Com o prazo em ritmo de contagem regressiva, e as enormes demandas ainda a serem solucionadas nas praças esportivas, a Prefeitura bauruense tenta começar a "correr atrás do prejuízo". Ontem, uma comissão integrada por secretários, engenheiros e diretores das secretarias de Planejamento (Seplan), Esporte e Lazer (Semel) e Obras vistoriou os estádios distritais Edmundo Coube e Silvio de Magalhães Padilha e o ginásio de esportes "Panela de Pressão", anexo ao Estádio Alfredo de Castilho, do Noroeste.
As visitas, que contaram com a presença dos secretários José Carlos Batata, de Esportes e Lazer, e Rodrigo Said, do Planejamento, têm por objetivo ajudar o Executivo a traçar um plano de ações relativo à organização da competição. Cada estádio tem problemas peculiares e demandam de verbas e estruturas específicas.
As necessidades de reformas precisam atender questões de comodidade do público, condições para competições, garantir estrutura física para conter água da chuva e calor, entre outros aspectos. "A Seplan vai estudar e projetar as estruturas e obras necessárias para dar suporte para adequação dos locais onde serão realizadas as provas esportivas", salientou Said.
Cedesp
No estádio distrital Edmundo Coube, a construção do complexo esportivo Centro de Desenvolvimento Esportivo (Cedesp), que agregaria ginásio, campo de futebol, piscina olímpica, entre outros equipamentos, é um adas principais obras de infraestrutura esportiva planejada para a edição bauruense dos Jogos Abertos em 2012.
Através do Cedesp, o estádio poderia expandir sua capacidade de público e estaria mais preparado para receber eventos esportivos de maior porte. Para tornar viável a obra, conforme já noticiou o JC, o custo total estimado do Cedesp poderia chegar a R$ 12 milhões.
Batata adiantou que fará a estudo da possível construção de uma piscina olímpica, que integrará o Cedesp. Ainda de acordo com o secretário, o município vai, muito provavelmente, poder contar com verbas vindas do governo federal para alavancar obras do Cedesp. "Já foi feito contato com Orlando Silva, ministro do Esporte, que se colocou à disposição.

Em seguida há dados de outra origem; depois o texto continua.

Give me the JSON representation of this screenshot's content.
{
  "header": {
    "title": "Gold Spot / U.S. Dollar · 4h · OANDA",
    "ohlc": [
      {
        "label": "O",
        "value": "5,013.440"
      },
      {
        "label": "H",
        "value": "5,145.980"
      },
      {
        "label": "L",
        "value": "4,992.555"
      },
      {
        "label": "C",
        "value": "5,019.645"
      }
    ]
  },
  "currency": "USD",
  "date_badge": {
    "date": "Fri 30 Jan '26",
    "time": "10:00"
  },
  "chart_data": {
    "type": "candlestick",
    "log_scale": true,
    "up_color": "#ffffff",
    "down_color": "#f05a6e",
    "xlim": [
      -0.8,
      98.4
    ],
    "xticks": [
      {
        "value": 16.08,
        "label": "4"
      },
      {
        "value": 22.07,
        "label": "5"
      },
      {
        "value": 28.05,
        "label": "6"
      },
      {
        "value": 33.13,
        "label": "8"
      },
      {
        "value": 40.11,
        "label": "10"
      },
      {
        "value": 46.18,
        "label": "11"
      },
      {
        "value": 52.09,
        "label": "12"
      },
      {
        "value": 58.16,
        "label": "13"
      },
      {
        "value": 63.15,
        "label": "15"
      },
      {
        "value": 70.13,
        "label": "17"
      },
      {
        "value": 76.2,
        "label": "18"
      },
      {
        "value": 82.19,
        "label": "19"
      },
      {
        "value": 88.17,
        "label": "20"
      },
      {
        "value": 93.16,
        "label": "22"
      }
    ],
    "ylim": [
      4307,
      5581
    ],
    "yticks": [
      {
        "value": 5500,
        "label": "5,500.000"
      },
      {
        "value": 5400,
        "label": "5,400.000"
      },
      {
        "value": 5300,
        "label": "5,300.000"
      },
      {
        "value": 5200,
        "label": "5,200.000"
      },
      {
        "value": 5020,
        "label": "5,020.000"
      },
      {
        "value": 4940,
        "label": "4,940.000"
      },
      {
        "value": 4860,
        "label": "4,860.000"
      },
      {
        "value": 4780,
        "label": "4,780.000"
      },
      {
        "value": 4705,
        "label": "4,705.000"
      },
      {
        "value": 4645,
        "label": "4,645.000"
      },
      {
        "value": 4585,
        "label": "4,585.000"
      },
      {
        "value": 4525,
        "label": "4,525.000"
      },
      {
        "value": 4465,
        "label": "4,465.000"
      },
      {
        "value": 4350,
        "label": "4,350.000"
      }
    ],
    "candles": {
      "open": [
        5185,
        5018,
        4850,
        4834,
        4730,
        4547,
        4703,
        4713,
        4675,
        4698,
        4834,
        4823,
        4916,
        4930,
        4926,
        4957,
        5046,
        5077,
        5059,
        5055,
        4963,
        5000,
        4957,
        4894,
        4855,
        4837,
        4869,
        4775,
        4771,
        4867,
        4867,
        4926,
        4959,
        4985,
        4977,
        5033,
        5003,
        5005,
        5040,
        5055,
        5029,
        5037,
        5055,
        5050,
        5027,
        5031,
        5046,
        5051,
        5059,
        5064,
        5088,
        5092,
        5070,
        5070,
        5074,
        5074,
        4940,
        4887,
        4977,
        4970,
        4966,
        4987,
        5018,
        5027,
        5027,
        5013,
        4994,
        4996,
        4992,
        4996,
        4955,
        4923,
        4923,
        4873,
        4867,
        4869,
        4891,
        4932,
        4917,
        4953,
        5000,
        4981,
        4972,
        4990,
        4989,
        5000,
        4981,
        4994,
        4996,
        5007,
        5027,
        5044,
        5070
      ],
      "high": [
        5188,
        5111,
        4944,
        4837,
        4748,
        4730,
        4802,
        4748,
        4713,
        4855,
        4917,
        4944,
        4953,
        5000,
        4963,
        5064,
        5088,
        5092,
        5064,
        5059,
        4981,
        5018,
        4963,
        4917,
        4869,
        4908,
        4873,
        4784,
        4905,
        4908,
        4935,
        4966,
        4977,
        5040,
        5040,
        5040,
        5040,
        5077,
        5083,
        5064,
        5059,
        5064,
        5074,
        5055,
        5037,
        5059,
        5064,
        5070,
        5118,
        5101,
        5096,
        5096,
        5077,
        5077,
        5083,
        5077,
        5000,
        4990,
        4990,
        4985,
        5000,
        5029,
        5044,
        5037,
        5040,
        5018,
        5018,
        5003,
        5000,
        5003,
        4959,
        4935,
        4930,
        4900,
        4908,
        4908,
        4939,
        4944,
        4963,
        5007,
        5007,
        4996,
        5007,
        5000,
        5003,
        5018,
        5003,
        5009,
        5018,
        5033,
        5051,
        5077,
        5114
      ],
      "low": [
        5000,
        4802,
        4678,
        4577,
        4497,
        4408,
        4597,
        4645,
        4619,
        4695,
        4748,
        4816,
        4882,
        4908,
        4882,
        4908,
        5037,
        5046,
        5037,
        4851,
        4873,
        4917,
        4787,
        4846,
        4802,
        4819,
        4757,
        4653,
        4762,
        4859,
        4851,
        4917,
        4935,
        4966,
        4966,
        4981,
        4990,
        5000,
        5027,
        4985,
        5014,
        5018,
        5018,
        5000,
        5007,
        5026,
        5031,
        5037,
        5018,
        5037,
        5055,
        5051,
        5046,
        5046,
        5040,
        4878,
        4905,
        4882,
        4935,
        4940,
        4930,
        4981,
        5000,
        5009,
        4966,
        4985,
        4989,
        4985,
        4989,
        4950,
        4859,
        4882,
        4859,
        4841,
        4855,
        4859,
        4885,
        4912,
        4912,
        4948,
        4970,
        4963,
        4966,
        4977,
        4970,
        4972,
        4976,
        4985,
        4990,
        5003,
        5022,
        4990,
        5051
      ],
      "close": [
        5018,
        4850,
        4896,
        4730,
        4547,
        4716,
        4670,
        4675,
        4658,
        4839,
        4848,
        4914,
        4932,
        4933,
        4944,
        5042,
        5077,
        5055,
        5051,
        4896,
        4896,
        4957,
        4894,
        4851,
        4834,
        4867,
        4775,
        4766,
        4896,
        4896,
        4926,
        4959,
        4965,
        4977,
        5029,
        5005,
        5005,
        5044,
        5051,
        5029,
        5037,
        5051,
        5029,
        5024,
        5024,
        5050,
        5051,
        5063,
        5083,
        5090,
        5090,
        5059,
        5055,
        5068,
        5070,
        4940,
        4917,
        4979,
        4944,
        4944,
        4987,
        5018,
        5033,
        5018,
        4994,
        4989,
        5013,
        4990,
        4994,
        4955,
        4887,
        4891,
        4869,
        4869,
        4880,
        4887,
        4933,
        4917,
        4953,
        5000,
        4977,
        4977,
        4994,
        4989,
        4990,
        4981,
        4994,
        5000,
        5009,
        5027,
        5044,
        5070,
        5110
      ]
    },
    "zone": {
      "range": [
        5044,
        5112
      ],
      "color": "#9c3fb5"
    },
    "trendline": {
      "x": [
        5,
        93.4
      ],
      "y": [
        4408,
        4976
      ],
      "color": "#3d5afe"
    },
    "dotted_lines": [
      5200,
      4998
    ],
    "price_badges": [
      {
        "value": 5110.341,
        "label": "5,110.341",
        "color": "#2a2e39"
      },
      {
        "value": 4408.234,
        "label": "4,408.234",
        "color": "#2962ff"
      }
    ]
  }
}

Mas para definir qual o valor desse verba que seria realmente destinada, a prefeitura precisa enviar os projetos com detalhamento das demandas, indicando o orçamento", apontou Batata.
Dentro de outras demandas para que o estádio possa contar com o Cedesp, há também a urgência de uma pista oficial de atletismo com piso sintético, que é recomendado pelo Comitê Organizador dos Jogos.
Por outro lado, Said disse que o grande desafio será readequar o sistema de captação de águas pluviais às margens da pista, porque as bocas de lobo ali existentes terão de ser fechadas para evitar possíveis acidentes com os atletas durante as corridas. Já o Padilhão deve ampliar a cobertura da arquibancada, que passará ainda por pinturas. Outra proposta se refere a reparos das canchas de malha e bocha.
Panela de Pressão
Para competir nas modalidades de basquete e vôlei, o ginásio de esportes "Panela de Pressão", do Noroeste, deve passar por ampla reforma, que ainda não saiu do papel. A estrutura atual do espaço é crítica e remete a um cenário de abandono. Para tornar o ginásio mais agradável e reabri-lo ao público, Batata ressalta que o piso de madeira do atual espaço precisará ser trocado e que a cobertura do ginásio poderá receber revestimento de manta asfáltica, adequada para abafar o som e impedir entrada de chuva.
Há pretensão, ainda, de trocar as janelas do local por estruturas vazadas, que possam garantir a iluminação e ventilação do local. De acordo com o secretário de Esportes, as obras da Panela devem acontecer em pouco tempo, já que a licitação já foi disparada. Pintura externa e interna, construção de uma recepção, entre outros aspectos, também estão incluídos na reforma do ginásio. "Os gastos podem devem chegar a R$ 300 mil", informou Batata.